No one who has heard the President in recent weeks can dispute that, whatever you may think of it, Mr Bush is deadly serious about his goal of bringing democracy to Iraq and beyond it to the blighted Middle East. If he had his druthers, the US would probably be increasing its troop strength in Iraq right now to improve the chances of making a stable democracy take hold, not thinking about decreasing it.
But Mr Bush is up against a short political timetable. Agitated Republican members of Congress with an eye on their tricky re-election campaigns next year want US forces out in as great a number as possible in 2006. Republicans are not relishing the thought of fighting the 2008 presidential election with a war still raging in Iraq.
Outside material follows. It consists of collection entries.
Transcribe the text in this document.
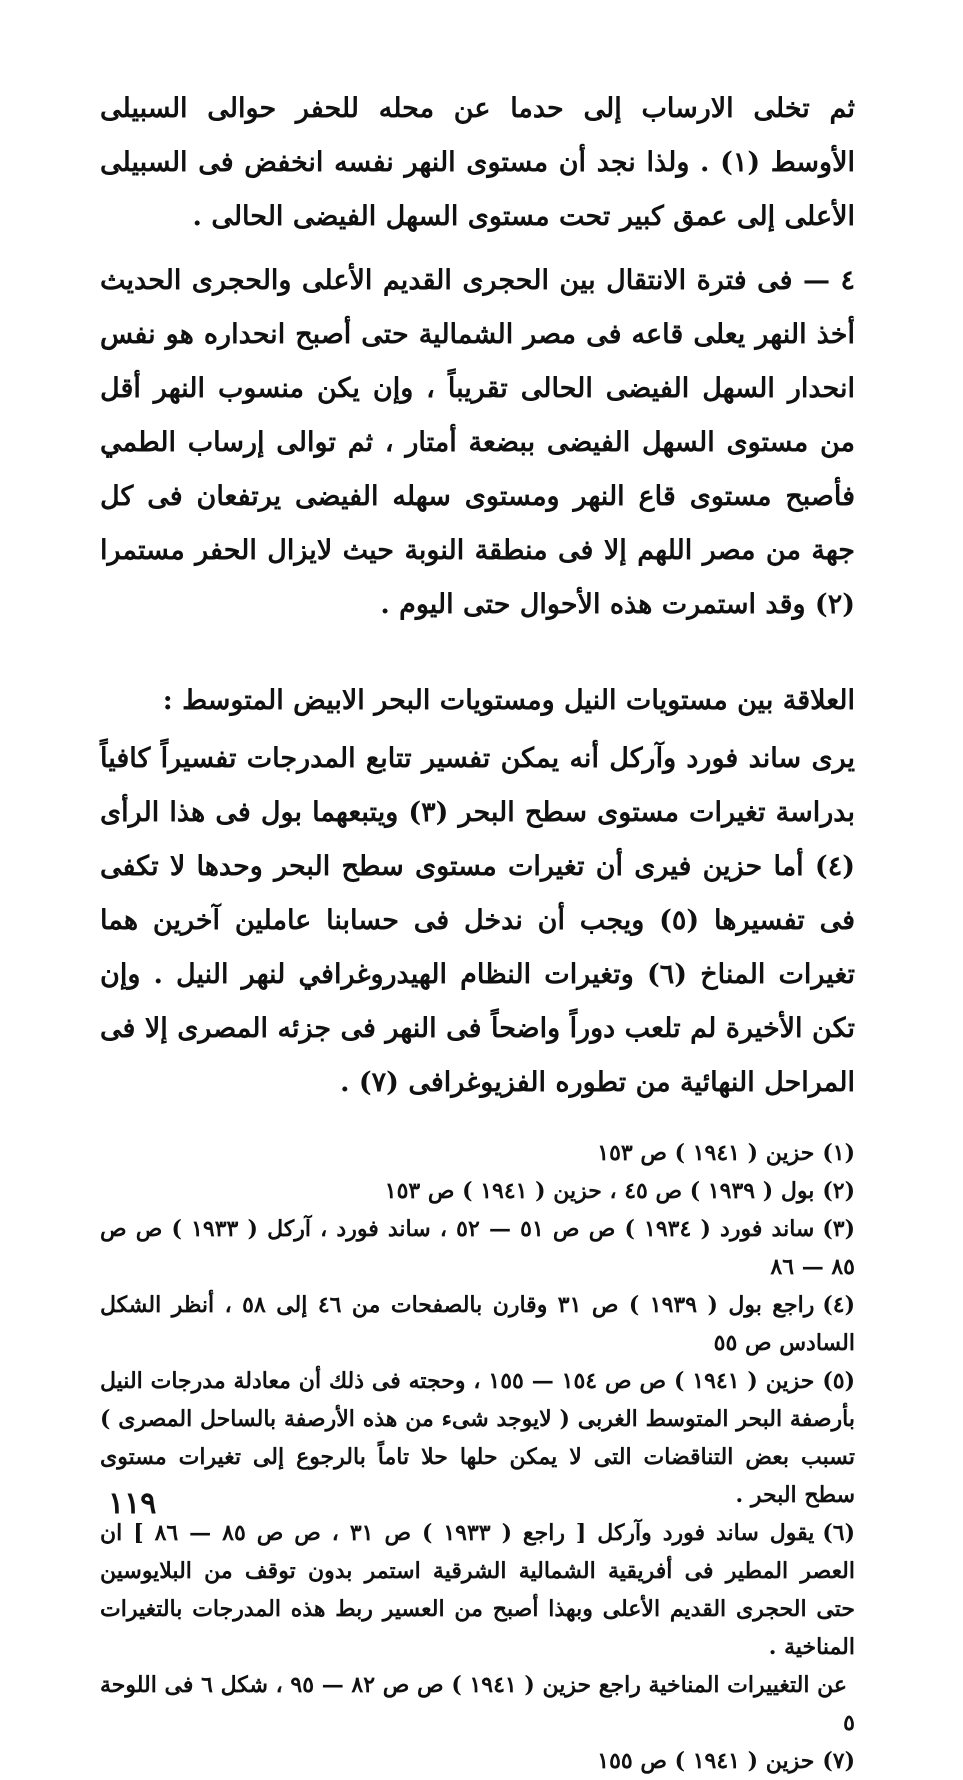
ثم تخلى الارساب إلى حدما عن محله للحفر حوالى السبيلى الأوسط (١) . ولذا نجد أن مستوى النهر نفسه انخفض فى السبيلى الأعلى إلى عمق كبير تحت مستوى السهل الفيضى الحالى .

٤ — فى فترة الانتقال بين الحجرى القديم الأعلى والحجرى الحديث أخذ النهر يعلى قاعه فى مصر الشمالية حتى أصبح انحداره هو نفس انحدار السهل الفيضى الحالى تقريباً ، وإن يكن منسوب النهر أقل من مستوى السهل الفيضى ببضعة أمتار ، ثم توالى إرساب الطمي فأصبح مستوى قاع النهر ومستوى سهله الفيضى يرتفعان فى كل جهة من مصر اللهم إلا فى منطقة النوبة حيث لايزال الحفر مستمرا (٢) وقد استمرت هذه الأحوال حتى اليوم .

العلاقة بين مستويات النيل ومستويات البحر الابيض المتوسط :

يرى ساند فورد وآركل أنه يمكن تفسير تتابع المدرجات تفسيراً كافياً بدراسة تغيرات مستوى سطح البحر (٣) ويتبعهما بول فى هذا الرأى (٤) أما حزين فيرى أن تغيرات مستوى سطح البحر وحدها لا تكفى فى تفسيرها (٥) ويجب أن ندخل فى حسابنا عاملين آخرين هما تغيرات المناخ (٦) وتغيرات النظام الهيدروغرافي لنهر النيل . وإن تكن الأخيرة لم تلعب دوراً واضحاً فى النهر فى جزئه المصرى إلا فى المراحل النهائية من تطوره الفزيوغرافى (٧) .

(١)حزين ( ١٩٤١ ) ص ١٥٣

(٢)بول ( ١٩٣٩ ) ص ٤٥ ، حزين ( ١٩٤١ ) ص ١٥٣

(٣)ساند فورد ( ١٩٣٤ ) ص ص ٥١ — ٥٢ ، ساند فورد ، آركل ( ١٩٣٣ ) ص ص ٨٥ — ٨٦

(٤)راجع بول ( ١٩٣٩ ) ص ٣١ وقارن بالصفحات من ٤٦ إلى ٥٨ ، أنظر الشكل السادس ص ٥٥

(٥)حزين ( ١٩٤١ ) ص ص ١٥٤ — ١٥٥ ، وحجته فى ذلك أن معادلة مدرجات النيل بأرصفة البحر المتوسط الغربى ( لايوجد شىء من هذه الأرصفة بالساحل المصرى ) تسبب بعض التناقضات التى لا يمكن حلها حلا تاماً بالرجوع إلى تغيرات مستوى سطح البحر .

(٦)يقول ساند فورد وآركل [ راجع ( ١٩٣٣ ) ص ٣١ ، ص ص ٨٥ — ٨٦ ] ان العصر المطير فى أفريقية الشمالية الشرقية استمر بدون توقف من البلايوسين حتى الحجرى القديم الأعلى وبهذا أصبح من العسير ربط هذه المدرجات بالتغيرات المناخية .

عن التغييرات المناخية راجع حزين ( ١٩٤١ ) ص ص ٨٢ — ٩٥ ، شكل ٦ فى اللوحة ٥

(٧)حزين ( ١٩٤١ ) ص ١٥٥

١١٩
That is why, intriguingly, the one man who may be the best hope for Mr Bush is the man who once threatened to be his nemesis.
John McCain, the once maverick senator from Arizona, at odds with Mr Bush and conservatives on a number of big political issues, is the most fervent supporter of the war and, more broadly, of Mr Bush’s desire to stay the course in the Middle East. He’s also popular, with a rare ability to appeal to political independents. He looks like the only way to resolve the struggle between a legacy and an election campaign. Let’s hope President Medusa doesn’t get too close to him.